Sebenarnya aku sudah mengingatkan anak tersebut sejak awal kelas 9 supaya melanjutkan SMA di sini saja. Potensinya sangat menonjol dibandingkan anak-anak lain, meskipun secara akademis dia tidaklah menempati urutan teratas. Kesantunan, kesigapan dan kerja kerasnya tidak dimiliki oleh anak-anak lain. Tetapi rupanya dia terjerat pada ‘rasa kasihan’ kepada ayahnya. Dengan potensi kemanusian sebesar itu, sayang jika harus hilang dengan sia-sia karena lingkungan pergaulan yang tidak menunjang.

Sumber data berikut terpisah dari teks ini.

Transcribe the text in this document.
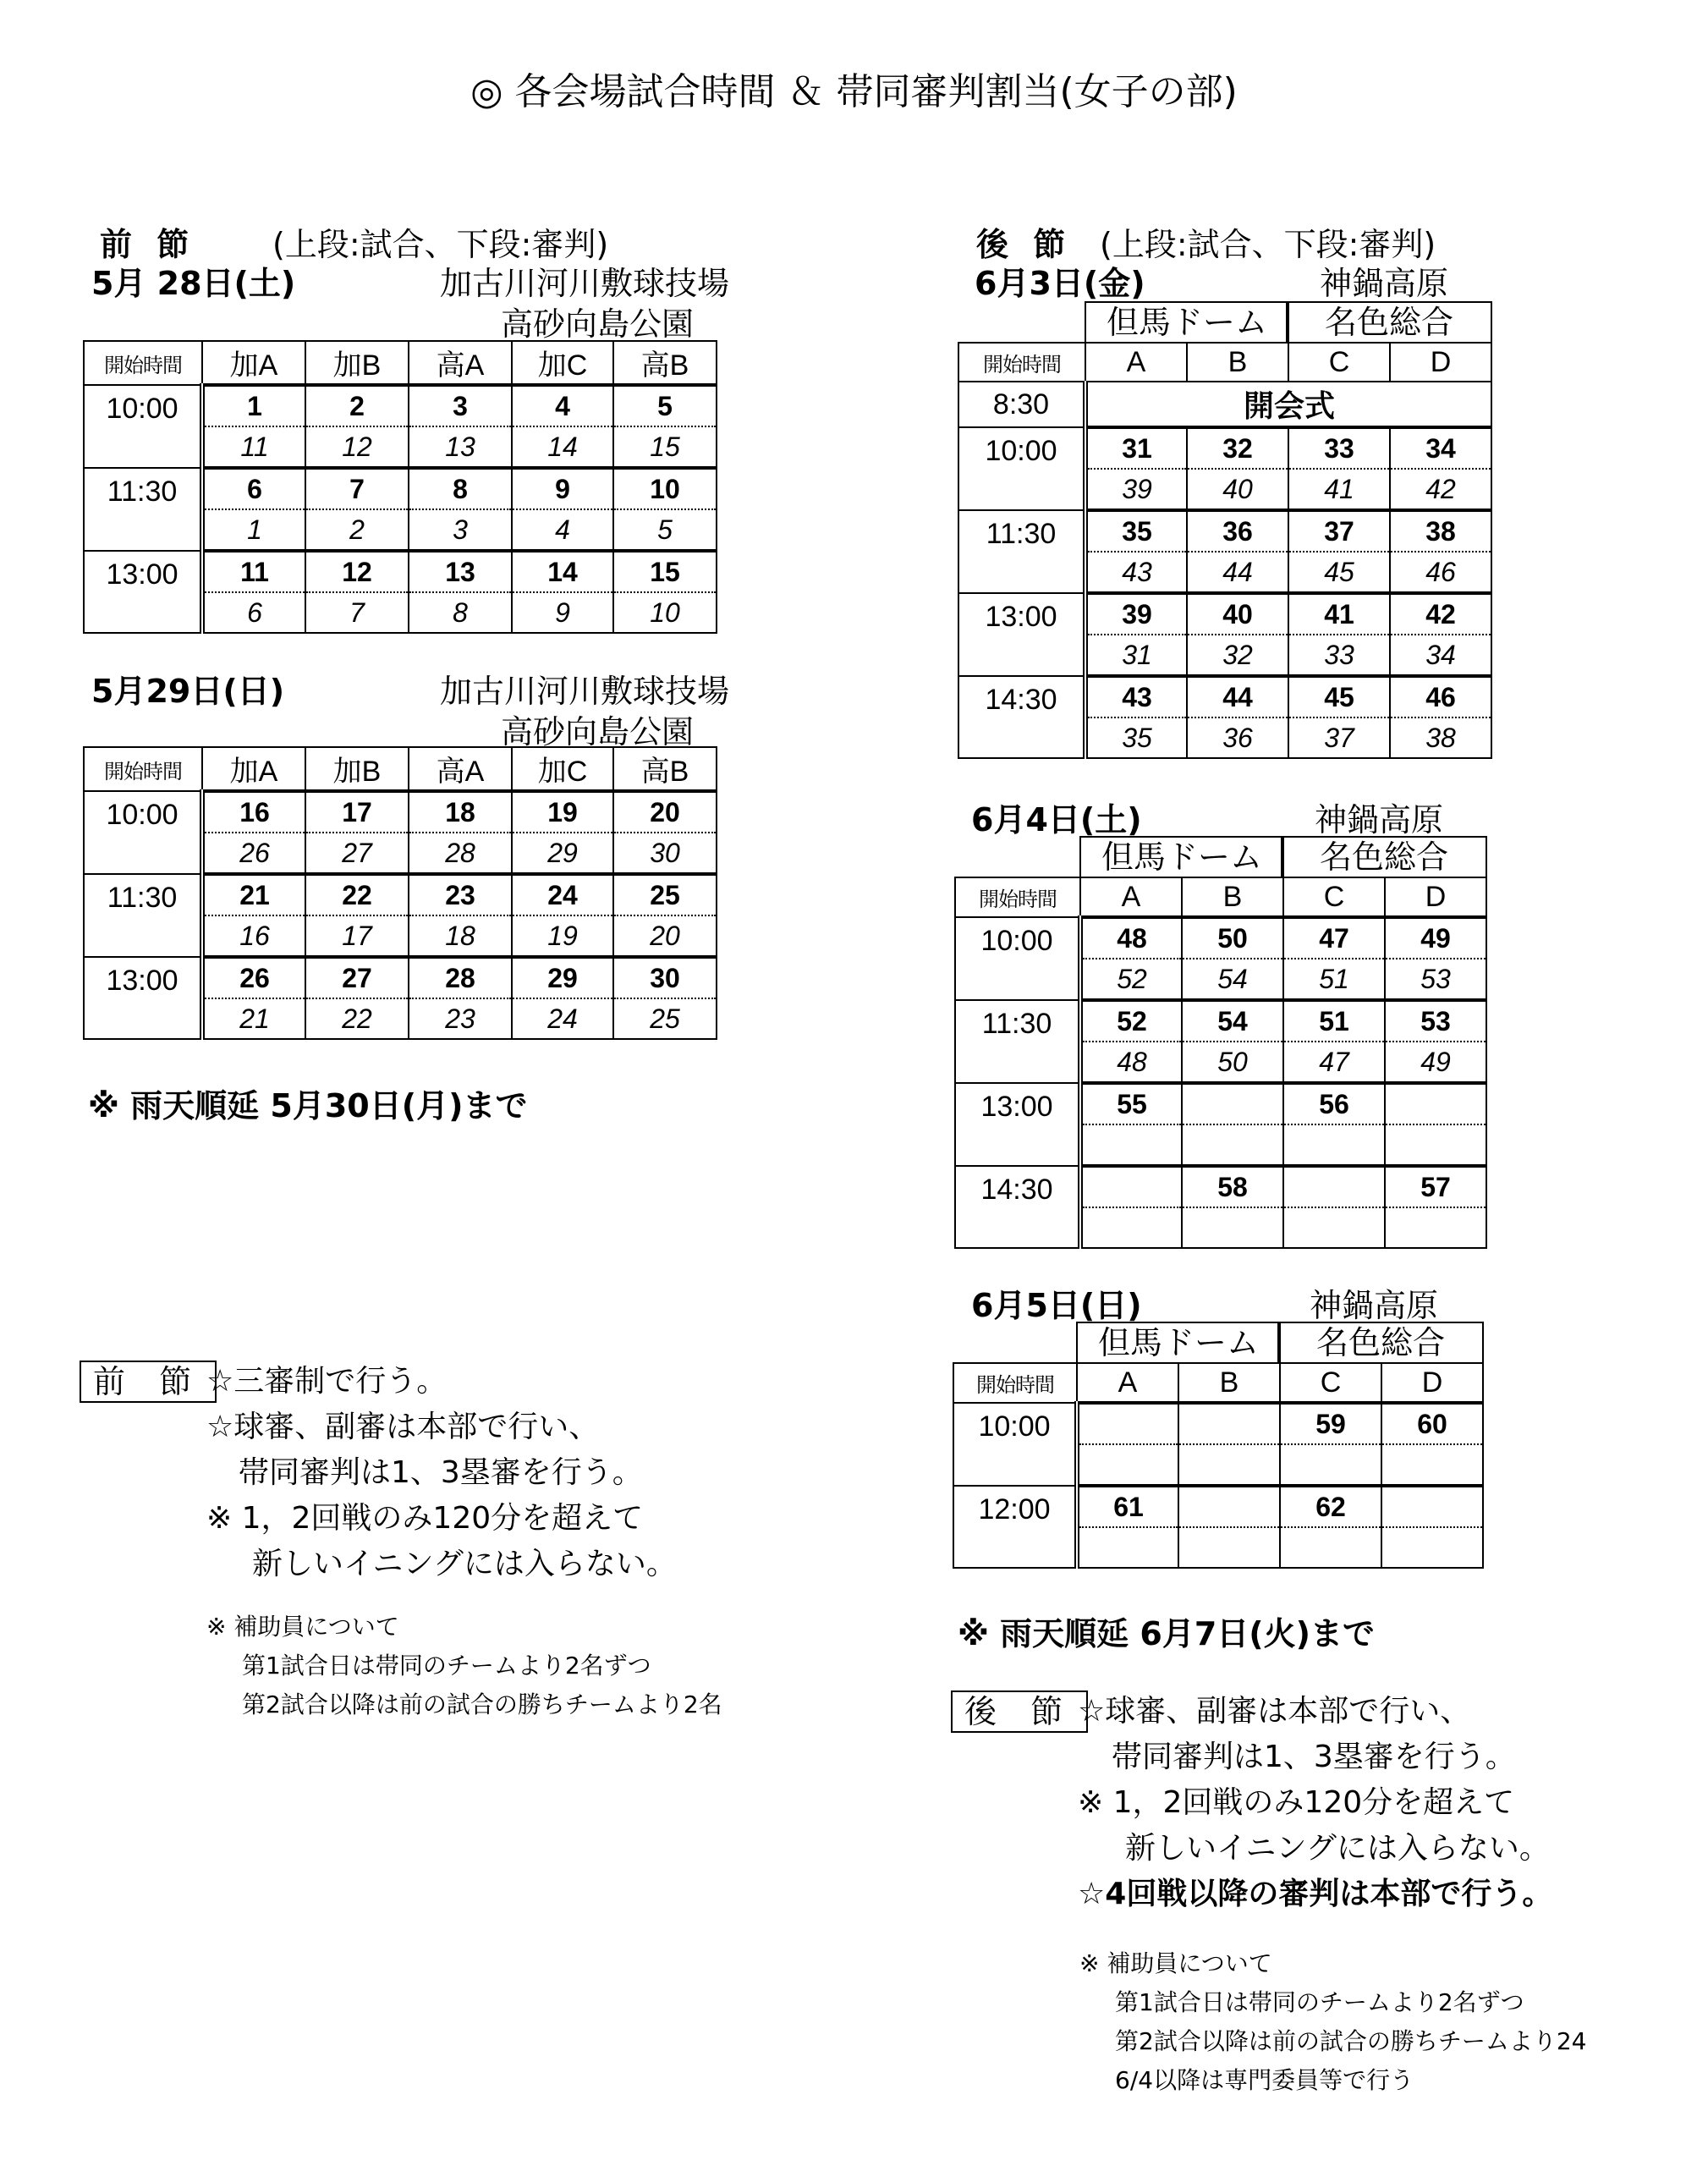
◎ 各会場試合時間 ＆ 帯同審判割当(女子の部)
前 節 (上段:試合、下段:審判)
5月 28日(土)	加古川河川敷球技場
高砂向島公園
開始時間	加A	加B	高A	加C	高B
10:00	1	2	3	4	5
	11	12	13	14	15
11:30	6	7	8	9	10
	1	2	3	4	5
13:00	11	12	13	14	15
	6	7	8	9	10
5月29日(日)	加古川河川敷球技場
高砂向島公園
開始時間	加A	加B	高A	加C	高B
10:00	16	17	18	19	20
	26	27	28	29	30
11:30	21	22	23	24	25
	16	17	18	19	20
13:00	26	27	28	29	30
	21	22	23	24	25
※ 雨天順延 5月30日(月)まで
前 節 ☆三審制で行う。
☆球審、副審は本部で行い、
帯同審判は1、3塁審を行う。
※ 1，2回戦のみ120分を超えて
新しいイニングには入らない。
※ 補助員について
第1試合日は帯同のチームより2名ずつ
第2試合以降は前の試合の勝ちチームより2名
後 節 (上段:試合、下段:審判)
6月3日(金)	神鍋高原
但馬ドーム	名色総合
開始時間	A	B	C	D
8:30	開会式			
10:00	31	32	33	34
	39	40	41	42
11:30	35	36	37	38
	43	44	45	46
13:00	39	40	41	42
	31	32	33	34
14:30	43	44	45	46
	35	36	37	38
6月4日(土)	神鍋高原
但馬ドーム	名色総合
開始時間	A	B	C	D
10:00	48	50	47	49
	52	54	51	53
11:30	52	54	51	53
	48	50	47	49
13:00	55		56	

14:30		58		57

6月5日(日)	神鍋高原
但馬ドーム	名色総合
開始時間	A	B	C	D
10:00			59	60

12:00	61		62	

※ 雨天順延 6月7日(火)まで
後 節 ☆球審、副審は本部で行い、
帯同審判は1、3塁審を行う。
※ 1，2回戦のみ120分を超えて
新しいイニングには入らない。
☆4回戦以降の審判は本部で行う。
※ 補助員について
第1試合日は帯同のチームより2名ずつ
第2試合以降は前の試合の勝ちチームより24
6/4以降は専門委員等で行う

Aku juga berulang kali sharing dengan memberi contoh tentang seorang kakak kelasnya yang mengalami dilema serupa tahun lalu. Kakak kelasnya itu bahkan sampai sakit parah dan hampir sebulan di rumah sakit. Dia sangat ingin tetap melanjutkan sekolah di One Earth School, tetapi ibunya ingin dia pindah ke sekolah lain. Dia tidak ingin menyakiti hati  ibunya tetapi juga tidak ingin bersekolah di tempat lain. Dia mengalami konflik batin yang sangat hebat dan hingga berujung pada penyakit fisik yang cukup parah. Tetapi karena keyakinannya pada Guruji, Keberadaan mengetuk pintu hati ibunya dan akhirnya sang ibu mendukung penuh pilihan anaknya untuk tetap bersekolah SMA di sini.

Nak, masalah yang kau hadapi tidak seberat yang dialami kakak kelasmu itu. Adakah kau memiliki keyakinan kepada Guruji seperti keyakinannya? Mungkin kau sendiri tidak memiliki keyakinan dalam dirimu, dan rasa kasihanmu pada ayah itu bukanlah kasih.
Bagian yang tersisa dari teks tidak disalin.